Volume 1, Number 7 - Spring 1963


White River

(A condensation of the chapter, "Taming the Rio Blanco", from the unpublished manuscript of the history of Taney County by Mr. Elmo Ingenthron).

Before the historic tribes of Indians passed from the White River Valley, the French explored it in quest of precious metals. But it was the Spanish explorers, impressed by the white foaming waters of the river's many shoals, who named it "Rio Blanco", White River.

The Rio Blanco gave generously to its early visitors: it was a sportsman's paradise to the hunter and fisherman; it gave food to the hungry, transportation to the traveler. To the early settler, it provided water for his livestock, waterpower to grind his grain, gin his cotton, and saw his lumber. Its lifesaving fog rose to protect his crops against the late frosts of springtime, and its clamshells provided pearl buttons for his clothes.

The early settlers paid a price for the seeming goodness of the river by having to contend with its cantankerous nature: after every flood, they re plowed their fields and rebuilt their fences; they repaired the havoc wrought at fords, ferries, and bridges. After each episode in which man lost, he vowed to somehow harness its Herculean strength and put it to work for the benefit of mankind.

Sometime prior to 1911, an industrial concern proposed in a congressional act to build a dam across White River and construct a tunnel across a short neck of ground that would give greater fall than by staying within the river bed. The engineers of the War Department objected to this proposition, and President Theodore Roosevelt is reported to have vetoed the bill when it reached his desk. However, congressional approval was given February 4, 1911, for the construction of a dam across White River between certain points. Under the authority of this legislative act, the Federal Power Commission issued a fifty-year license to the Ozark Power and Water Company for the construction and operation of the project.

In the spring of 1911, R. C. Morrison and W. S. McCall came to Forsyth and employed men to assist with a survey and to dig test pits on each side of the river at various points.

When it came time to begin construction of the project, the St. Louis banking concern which was to provide the financing faltered. After a short de lay, the Henry L. Doherty firm of New York pro vided the necessary money.
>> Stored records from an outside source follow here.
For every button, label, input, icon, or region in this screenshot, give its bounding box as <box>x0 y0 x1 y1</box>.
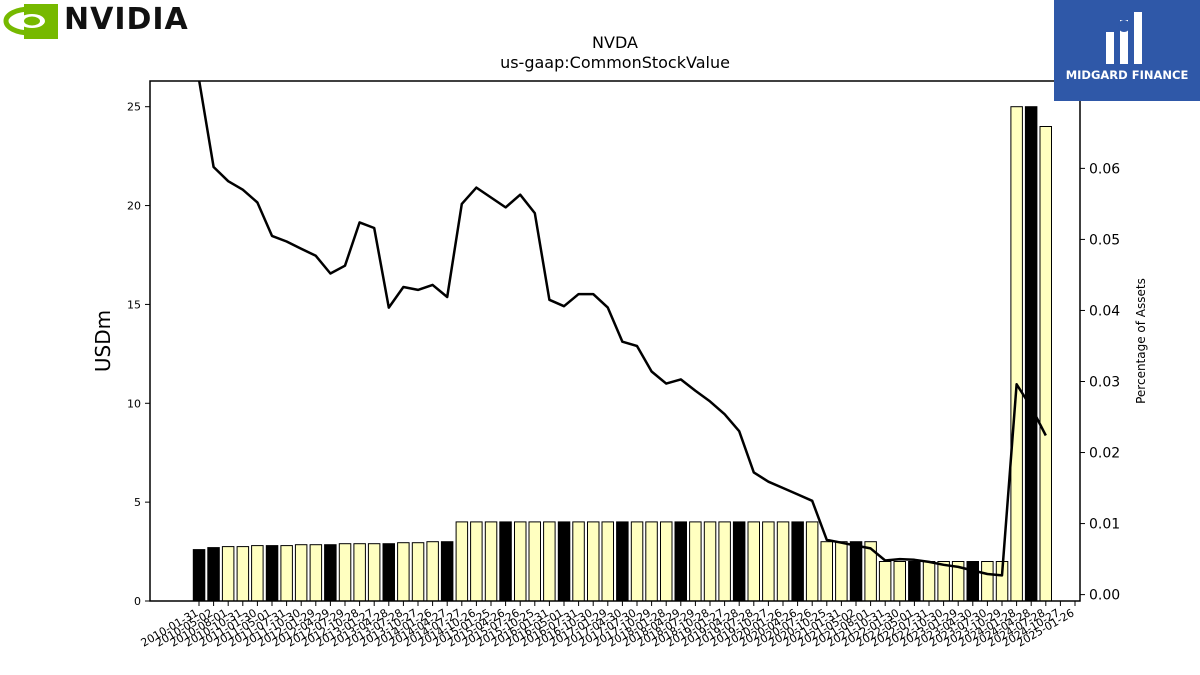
bar <box>805 521 819 602</box>
bar <box>689 521 702 602</box>
y2-tick-label: 0.05 <box>1089 232 1120 248</box>
bar <box>309 544 323 602</box>
bar <box>616 521 629 602</box>
bar <box>236 546 250 602</box>
bar <box>1039 126 1052 602</box>
bar <box>630 521 644 602</box>
y-tick-label: 0 <box>134 595 141 608</box>
bar <box>718 521 731 602</box>
bar <box>192 549 206 602</box>
bar <box>251 545 264 602</box>
bar <box>397 542 410 602</box>
bar <box>937 561 950 602</box>
y-tick-label: 10 <box>127 397 141 410</box>
y2-tick-label: 0.02 <box>1089 446 1120 462</box>
bar <box>762 521 775 602</box>
bar <box>440 541 454 602</box>
y-axis-label: USDm <box>91 310 115 372</box>
x-axis: 2010-01-312010-05-022010-08-012010-10-31… <box>139 601 1077 650</box>
bar <box>732 521 746 602</box>
bar <box>324 544 337 602</box>
nvidia-logo: NVIDIA <box>0 0 200 46</box>
y-tick-label: 25 <box>127 101 141 114</box>
plot-frame <box>149 80 1081 602</box>
bar <box>791 521 804 602</box>
y2-axis-label: Percentage of Assets <box>1134 278 1148 404</box>
bar <box>499 521 512 602</box>
bar <box>835 541 848 602</box>
nvidia-wordmark: NVIDIA <box>64 2 189 37</box>
bar <box>367 543 381 602</box>
bar <box>338 543 352 602</box>
bar <box>1024 106 1038 602</box>
y-tick-label: 20 <box>127 200 141 213</box>
y-tick-label: 5 <box>134 496 141 509</box>
midgard-finance-wordmark: MIDGARD FINANCE <box>1065 68 1189 82</box>
bar <box>893 561 906 602</box>
midgard-mark-icon <box>1106 12 1142 64</box>
bar <box>922 561 936 602</box>
bar <box>528 521 541 602</box>
bar <box>966 561 979 602</box>
bar <box>776 521 790 602</box>
y-tick-label: 15 <box>127 298 141 311</box>
bar <box>353 543 366 602</box>
bar <box>543 521 556 602</box>
bar <box>849 541 863 602</box>
midgard-finance-logo: MIDGARD FINANCE <box>1054 0 1200 101</box>
y2-tick-label: 0.06 <box>1089 161 1120 177</box>
y-axis-left: 0 5 10 15 20 25 <box>127 101 150 608</box>
bar <box>703 521 717 602</box>
bar <box>294 544 308 602</box>
bar <box>470 521 483 602</box>
bar <box>747 521 760 602</box>
bar <box>557 521 571 602</box>
bar-series <box>192 106 1052 602</box>
bar <box>514 521 527 602</box>
line-series <box>197 81 1047 577</box>
bar <box>674 521 687 602</box>
pct-assets-line <box>197 81 1047 577</box>
y2-tick-label: 0.01 <box>1089 517 1120 533</box>
bar <box>411 542 425 602</box>
bar <box>878 561 892 602</box>
bar <box>382 543 395 602</box>
bar <box>1010 106 1023 602</box>
bar <box>587 521 600 602</box>
bar <box>981 561 994 602</box>
chart-title: NVDA <box>592 33 638 52</box>
bar <box>455 521 469 602</box>
nvidia-eye-icon <box>3 4 58 39</box>
y2-tick-label: 0.03 <box>1089 374 1120 390</box>
bar <box>265 545 279 602</box>
bar <box>908 561 921 602</box>
chart-subtitle: us-gaap:CommonStockValue <box>500 53 730 72</box>
bar <box>484 521 498 602</box>
bar <box>572 521 585 602</box>
bar <box>280 545 293 602</box>
bar <box>601 521 614 602</box>
bar <box>426 541 439 602</box>
y2-tick-label: 0.00 <box>1089 588 1120 604</box>
bar <box>660 521 673 602</box>
bar <box>221 546 235 602</box>
bar <box>645 521 658 602</box>
y2-tick-label: 0.04 <box>1089 303 1120 319</box>
bar <box>820 541 833 602</box>
y-axis-right: 0.00 0.01 0.02 0.03 0.04 0.05 0.06 <box>1080 161 1120 604</box>
bar <box>207 547 220 602</box>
For the next two years, work progressed satisfactorily. The dam was thought to be one of the largest in the country used exclusively for the generation of electricity. There were from two hundred to eight hundred men employed on the project.

In March 1913, when the clearing of the reservoir was almost but not quite accomplished, and the dam hardly completed, the sleeping Rio Blanco awakened like a raging monster and rushed forth to challenge the manmade obstacle to its age-old freedom. The reservoir was quickly filled to over flowing. Great numbers of people looked on to witness the terrible struggle, but the dam held firm as the mighty river poured wrathfully over the spill- way in its efforts to escape into the downriver lowlands.

And all was not well with the farmers above the dam. They had not had time to harvest their corn crops along the flood plains of the river, and several lawsuits against the dam company followed. However, the courts ruled that it was an "Act of God" and that the dam company was not responsible for the downpour that caused the inundation of their cornfields. One angry farmer, commenting on the verdict, was heard to say, "It was a dirty trick to flood our corn fields, but it's an unforgivable sin for the dam company to lay their meanness on the Lord".

The uncleared portion of the reservoir was never cleared, and for half a century, "Sunken Forest" has stood as a symbol of the river's wily ways.

In due time it became evident that Powersite Dam had only partially tamed the old river, and that other steps would be necessary to curb her forays upon the inhabitants of the valley. In 1927 and again in 1945, White River poured over the dam and down the valley almost unchecked, playing havoc with towns, villages, and farmsteads.

There has followed the construction of three more dams on White River: in Arkansas, one on the North Fork of the river ($29,707,000), and another at Bull Shoals ($75,260,000); the third one is Table Rock Dam in Missouri (about $66,100,000). It would seem that man's dream of harnessing the Rio Blanco for the benefit of mankind is approaching reality.